SARASOTA, Fla. -- Thursday's mass shooting in Oregon rekindled concern for campus safety and conversations about Florida's "guns on campus" debate.
We asked students on the campus of New College of Florida if they would want the right to carry a gun. The ones we spoke to said they feel safe already, and worry that allowing guns on campus would jeopardize safety.
"I do not think it's a good idea. that would make me feel very unsafe if more people had guns on campus," said one New College student.
"I wouldn't be comfortable with students on this campus or any college campus having firearms," said another. "Because I think there's a really strong risk of people operating them or just messing around with them while not sober. I think it's a huge safety risk."
State Representative Greg Steube (R-Bradenton) argues that it's a student's right to have a weapon on campus, and he says that Second Amendment right is crucial in preventing school shootings.
"America's based on the freedom to be able to defend yourself, to defend others, and the inherent right to self defense; and for some reason, we have stripped that right as you enter a college campus," said Steube.

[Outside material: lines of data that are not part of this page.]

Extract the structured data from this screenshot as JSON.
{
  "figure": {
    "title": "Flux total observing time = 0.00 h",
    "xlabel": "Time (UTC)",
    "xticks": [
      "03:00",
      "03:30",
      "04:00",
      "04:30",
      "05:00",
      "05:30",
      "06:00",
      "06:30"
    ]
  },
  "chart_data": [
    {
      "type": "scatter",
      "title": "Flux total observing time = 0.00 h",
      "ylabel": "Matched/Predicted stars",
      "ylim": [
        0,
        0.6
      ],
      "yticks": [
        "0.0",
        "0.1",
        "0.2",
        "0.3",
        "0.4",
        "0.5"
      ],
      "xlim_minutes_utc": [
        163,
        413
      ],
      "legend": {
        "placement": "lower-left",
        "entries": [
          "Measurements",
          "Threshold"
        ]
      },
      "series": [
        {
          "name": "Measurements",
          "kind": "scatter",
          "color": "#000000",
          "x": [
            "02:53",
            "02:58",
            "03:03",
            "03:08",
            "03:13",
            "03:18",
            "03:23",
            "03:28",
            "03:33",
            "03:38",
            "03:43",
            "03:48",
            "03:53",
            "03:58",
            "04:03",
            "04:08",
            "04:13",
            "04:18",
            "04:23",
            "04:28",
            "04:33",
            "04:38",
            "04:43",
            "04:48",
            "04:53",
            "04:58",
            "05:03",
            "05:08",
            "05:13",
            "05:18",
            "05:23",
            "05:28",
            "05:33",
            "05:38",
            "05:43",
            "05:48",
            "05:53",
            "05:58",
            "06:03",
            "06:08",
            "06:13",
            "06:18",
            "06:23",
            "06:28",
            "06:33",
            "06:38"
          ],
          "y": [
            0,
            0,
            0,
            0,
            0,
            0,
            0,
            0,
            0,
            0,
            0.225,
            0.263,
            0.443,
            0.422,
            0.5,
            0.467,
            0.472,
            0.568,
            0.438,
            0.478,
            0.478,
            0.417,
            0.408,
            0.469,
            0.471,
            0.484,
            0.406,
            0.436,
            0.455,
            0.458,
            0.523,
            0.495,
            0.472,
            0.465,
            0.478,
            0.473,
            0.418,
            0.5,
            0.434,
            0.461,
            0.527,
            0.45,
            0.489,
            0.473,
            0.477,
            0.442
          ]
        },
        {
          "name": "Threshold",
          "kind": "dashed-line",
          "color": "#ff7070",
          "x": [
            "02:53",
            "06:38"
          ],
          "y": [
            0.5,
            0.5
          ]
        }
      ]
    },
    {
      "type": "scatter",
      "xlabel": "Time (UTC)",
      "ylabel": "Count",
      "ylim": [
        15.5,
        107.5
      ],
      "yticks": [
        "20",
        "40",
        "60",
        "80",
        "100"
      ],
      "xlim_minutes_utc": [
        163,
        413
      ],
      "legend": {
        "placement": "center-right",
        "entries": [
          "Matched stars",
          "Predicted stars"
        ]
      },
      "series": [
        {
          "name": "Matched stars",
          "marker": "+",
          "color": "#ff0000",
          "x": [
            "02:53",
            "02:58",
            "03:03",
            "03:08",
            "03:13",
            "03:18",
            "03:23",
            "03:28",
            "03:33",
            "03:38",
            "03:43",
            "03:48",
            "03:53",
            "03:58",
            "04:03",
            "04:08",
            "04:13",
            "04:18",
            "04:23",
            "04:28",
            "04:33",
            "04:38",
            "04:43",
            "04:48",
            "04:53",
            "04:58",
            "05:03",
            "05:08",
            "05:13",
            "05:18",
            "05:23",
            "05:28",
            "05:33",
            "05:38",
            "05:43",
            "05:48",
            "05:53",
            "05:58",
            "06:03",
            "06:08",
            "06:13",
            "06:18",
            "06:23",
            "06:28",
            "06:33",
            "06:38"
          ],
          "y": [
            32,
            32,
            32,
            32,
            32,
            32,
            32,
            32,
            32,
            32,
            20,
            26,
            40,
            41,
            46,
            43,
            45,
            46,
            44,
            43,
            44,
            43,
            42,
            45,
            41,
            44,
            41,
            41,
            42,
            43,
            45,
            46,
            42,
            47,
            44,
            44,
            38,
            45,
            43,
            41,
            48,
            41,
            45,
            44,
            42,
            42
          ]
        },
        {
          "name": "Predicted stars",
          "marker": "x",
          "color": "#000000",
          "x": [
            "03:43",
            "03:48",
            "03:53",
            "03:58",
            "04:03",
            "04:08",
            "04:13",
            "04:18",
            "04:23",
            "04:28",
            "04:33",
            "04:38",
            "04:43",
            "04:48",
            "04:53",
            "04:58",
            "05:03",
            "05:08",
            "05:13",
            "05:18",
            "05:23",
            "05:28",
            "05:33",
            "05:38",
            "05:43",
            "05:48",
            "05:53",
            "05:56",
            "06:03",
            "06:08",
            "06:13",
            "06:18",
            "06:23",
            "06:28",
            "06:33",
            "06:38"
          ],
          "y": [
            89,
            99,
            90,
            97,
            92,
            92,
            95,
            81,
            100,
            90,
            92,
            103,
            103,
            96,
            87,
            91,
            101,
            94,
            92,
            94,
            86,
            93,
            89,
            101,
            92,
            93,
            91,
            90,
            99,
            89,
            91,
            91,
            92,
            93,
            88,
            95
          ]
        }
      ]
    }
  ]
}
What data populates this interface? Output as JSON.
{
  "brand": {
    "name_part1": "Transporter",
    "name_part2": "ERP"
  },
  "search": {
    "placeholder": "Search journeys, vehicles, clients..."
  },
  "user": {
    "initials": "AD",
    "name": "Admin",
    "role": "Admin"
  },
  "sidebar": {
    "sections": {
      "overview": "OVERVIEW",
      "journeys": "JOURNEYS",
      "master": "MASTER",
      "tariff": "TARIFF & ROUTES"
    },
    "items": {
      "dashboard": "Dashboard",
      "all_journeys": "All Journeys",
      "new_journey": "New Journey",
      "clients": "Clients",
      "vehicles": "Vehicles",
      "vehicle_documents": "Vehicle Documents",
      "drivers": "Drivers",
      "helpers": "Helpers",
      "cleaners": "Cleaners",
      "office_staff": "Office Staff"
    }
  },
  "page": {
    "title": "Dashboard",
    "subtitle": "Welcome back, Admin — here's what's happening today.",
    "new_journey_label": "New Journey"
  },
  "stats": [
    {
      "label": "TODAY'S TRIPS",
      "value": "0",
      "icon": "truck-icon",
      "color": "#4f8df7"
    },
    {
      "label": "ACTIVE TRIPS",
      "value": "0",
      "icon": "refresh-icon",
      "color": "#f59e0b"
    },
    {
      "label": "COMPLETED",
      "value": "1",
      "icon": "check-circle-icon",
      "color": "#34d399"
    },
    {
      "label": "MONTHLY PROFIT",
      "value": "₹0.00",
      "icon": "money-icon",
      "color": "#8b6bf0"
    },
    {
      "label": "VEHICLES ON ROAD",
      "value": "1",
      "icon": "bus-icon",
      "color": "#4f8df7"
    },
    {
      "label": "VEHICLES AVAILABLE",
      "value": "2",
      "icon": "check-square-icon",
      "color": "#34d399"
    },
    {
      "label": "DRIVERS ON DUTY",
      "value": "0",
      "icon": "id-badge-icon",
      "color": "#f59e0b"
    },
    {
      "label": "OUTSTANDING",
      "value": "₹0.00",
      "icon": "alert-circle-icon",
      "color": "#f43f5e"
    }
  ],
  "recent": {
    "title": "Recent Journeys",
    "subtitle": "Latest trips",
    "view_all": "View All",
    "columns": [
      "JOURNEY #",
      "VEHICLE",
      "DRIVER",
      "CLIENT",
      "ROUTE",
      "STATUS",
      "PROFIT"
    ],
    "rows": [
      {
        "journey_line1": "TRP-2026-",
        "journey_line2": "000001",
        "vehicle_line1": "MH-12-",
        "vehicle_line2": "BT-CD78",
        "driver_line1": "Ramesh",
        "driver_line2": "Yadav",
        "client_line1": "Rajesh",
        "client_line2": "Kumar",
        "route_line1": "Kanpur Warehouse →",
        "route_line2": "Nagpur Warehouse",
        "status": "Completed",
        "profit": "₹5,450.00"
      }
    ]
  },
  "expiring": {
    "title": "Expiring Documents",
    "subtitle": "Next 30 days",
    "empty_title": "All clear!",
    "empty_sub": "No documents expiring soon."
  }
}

Steube says the incident in Oregon only "adds an exclamation point" to his argument, but Curt Lavarello of the School Safety Advocacy Council says the bill would only perpetuate the problem.
"We know one thing," said Lavarello, "we're not going to reduce school gun violence by bringing more guns."
He says it's instead important to focus our efforts on things like access to mental health treatment, as well as catching any red flags early on. He also says allowing guns on campuses may make it difficult for law enforcement to quickly identify the good guy and bad guy in the situation.
"The dynamics of a school shooting are very difficult already," said Lavarello. "I can't imagine being a police officer and having to respond to a school where the report is 'there's one bad armed person and 20 good armed people' and then having to make a split second decision."
But Steube argues that's a daily aspect of law enforcement's job.
"They do it everywhere else," he said. "In our state malls, shopping plazas, restaurants, so if they're trained to a handle a situation there, why can't they handle it on a college campus?"